US Government Issues New DDoS Mitigation Guidance

22-Mar-24

Initially published in October 2022, the guidance (PDF) has been updated with a categorization of DoS and DDoS attacks into three types, with DDoS technical definitions, and mitigation recommendations for protecting against the outlined DDoS attack types.


Both aimed at disrupting the availability of the target, DoS and DDoS attacks differ in one critical aspect: the source. A DoS attack involves a single source of traffic used to overwhelm the target, while a DDoS attack uses multiple sources, often compromised devices ensnared in a botnet.


DDoS attacks, the three US government agencies explain, generate significantly higher volumes of traffic, and can exhaust the target’s resources to a greater extent. They can also use techniques, such as IP spoofing, to disguise the origin of the traffic.


To minimize the potential damage caused by a DDoS attack, organizations are advised to conduct risk assessments to identify potential weaknesses in their networks, to implement network monitoring tools, regularly analyze traffic, implement Captcha and an incident response plan, evaluate their bandwidth capacity, implement load balancing, and configure firewalls to filter or block suspicious or harmful traffic.

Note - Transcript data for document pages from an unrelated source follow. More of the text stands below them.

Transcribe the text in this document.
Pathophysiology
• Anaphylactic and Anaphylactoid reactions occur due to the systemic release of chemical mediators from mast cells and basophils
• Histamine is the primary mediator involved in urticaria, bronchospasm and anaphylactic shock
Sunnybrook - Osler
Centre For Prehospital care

In response, organizations should activate their incident response plans, notify internet service providers (ISP) or hosting providers, collect evidence, implement traffic filtering, enable DDoS mitigation services if available, scale up resources such as bandwidth, enable a Content Delivery Network (CDN) service, and maintain communication with internal teams and external stakeholders.


The guide, which has been authored in collaboration with Akamai, Cloudflare, and Google, also provides recommendations on the steps to be taken after suffering a DDoS attack, and advises organizations to report such incidents to CISA, the FBI, or to the MS-ISAC.